If you look at index=_internal metrics source="/opt/splunk/var/log/splunk/metrics.log" group=tcpout_connection
you will see a sampling of the data volume transmitted - if you have compression turned on, this will report the compressed size.
The important thing to note is that this is sampled data - it is designed to give you an indication of the volumes of data being processed at various stages of the pipeline, but it does not give you any kind of guarantee abut total volumes etc.
If you look in index=_internal metrics source="/opt/splunk/var/log/splunk/metrics.log" group=thruput
you will see sampled data volumes for each of your forwarding connections. This will show you how much data was sent (and indexed) - i.e the raw data size.
If you look at index=_internal metrics source="/opt/splunk/var/log/splunk/metrics.log" group=tcpout_connection
you will see a sampling of the data volume transmitted - if you have compression turned on, this will report the compressed size.

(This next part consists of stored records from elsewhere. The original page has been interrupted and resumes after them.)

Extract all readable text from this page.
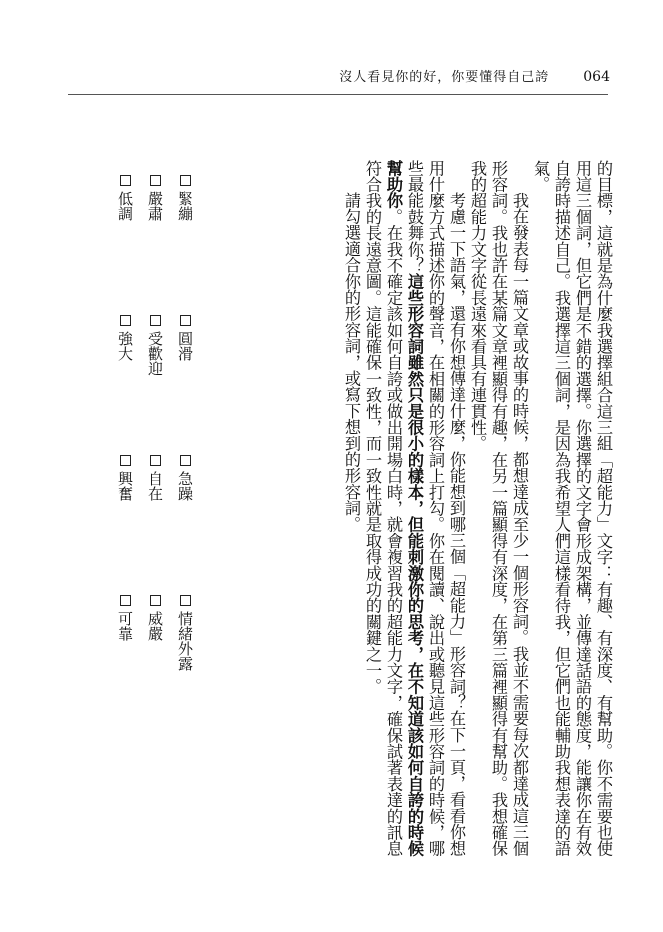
沒人看見你的好，你要懂得自己誇 064

的目標，這就是為什麼我選擇組合這三組「超能力」文字：有趣、有深度、有幫助。你不需要也使用這三個詞，但它們是不錯的選擇。你選擇的文字會形成架構，並傳達話語的態度，能讓你在有效自誇時描述自己。我選擇這三個詞，是因為我希望人們這樣看待我，但它們也能輔助我想表達的語氣。

我在發表每一篇文章或故事的時候，都想達成至少一個形容詞。我並不需要每次都達成這三個形容詞。我也許在某篇文章裡顯得有趣，在另一篇顯得有深度，在第三篇裡顯得有幫助。我想確保我的超能力文字從長遠來看具有連貫性。

考慮一下語氣，還有你想傳達什麼，你能想到哪三個「超能力」形容詞？在下一頁，看看你想用什麼方式描述你的聲音，在相關的形容詞上打勾。你在閱讀、說出或聽見這些形容詞的時候，哪些最能鼓舞你？這些形容詞雖然只是很小的樣本，但能刺激你的思考，在不知道該如何自誇的時候幫助你。在我不確定該如何自誇或做出開場白時，就會複習我的超能力文字，確保試著表達的訊息符合我的長遠意圖。這能確保一致性，而一致性就是取得成功的關鍵之一。

請勾選適合你的形容詞，或寫下想到的形容詞。

緊繃
圓滑
急躁
情緒外露
嚴肅
受歡迎
自在
威嚴
低調
強大
興奮
可靠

The important thing to note is that this is sampled data - it is designed to give you an indication of the volumes of data being processed at various stages of the pipeline, but it does not give you any kind of guarantee abut total volumes etc.
@nickhillscpl : I tried the below search:
index="_internal" host="*<Sending_HF>*" source="/opt/splunk/var/log/splunk/metrics.log" group=tcpout_connections | timechart span=1d sum(kb) AS dailyGB | eval dailyGB=round(dailyGB/(1024*1024),3)
and I got 5.334 GB on a day, tried below SPL:
index=_internal host="<Licence_Master>" type="RolloverSummary" earliest=-30d@d | eval _time=_time - 43200 | bin _time span=1d | stats latest(b) AS b by slave, pool, _time | timechart span=1d sum(b) AS "volume" fixedrange=false | join type=outer _time [search index=_internal [`set_local_host`] source=*license_usage.log* type="RolloverSummary" earliest=-30d@d | eval _time=_time - 43200 | bin _time span=1d | stats latest(stacksz) AS "stack size" by _time] | fields - _timediff | foreach * [eval <<FIELD>>=round('<<FIELD>>'/1024/1024/1024, 3)]
and I got 10.136GB on same day.
Does it mean 10.136 data is compressed only to 5.334?
2:1 compression ratio?
Well - just to state it again, metrics.logs
is sampled values - it only looks at the data every 30 seconds or so and estimates the volumes. Licence_usage.log
is gospel truth about how much (uncompressed) data was written to the indexes.
So your first query is a bit of guesswork from Splunk. The second query is hard fact.
2:1 is quite plausible for some log types, but you may find the suggested compression rate falls if you run it over a longer time period.
With that said - its probably as good an estimate as you can get (unless you compare with the hard facts from Stream as per your other question)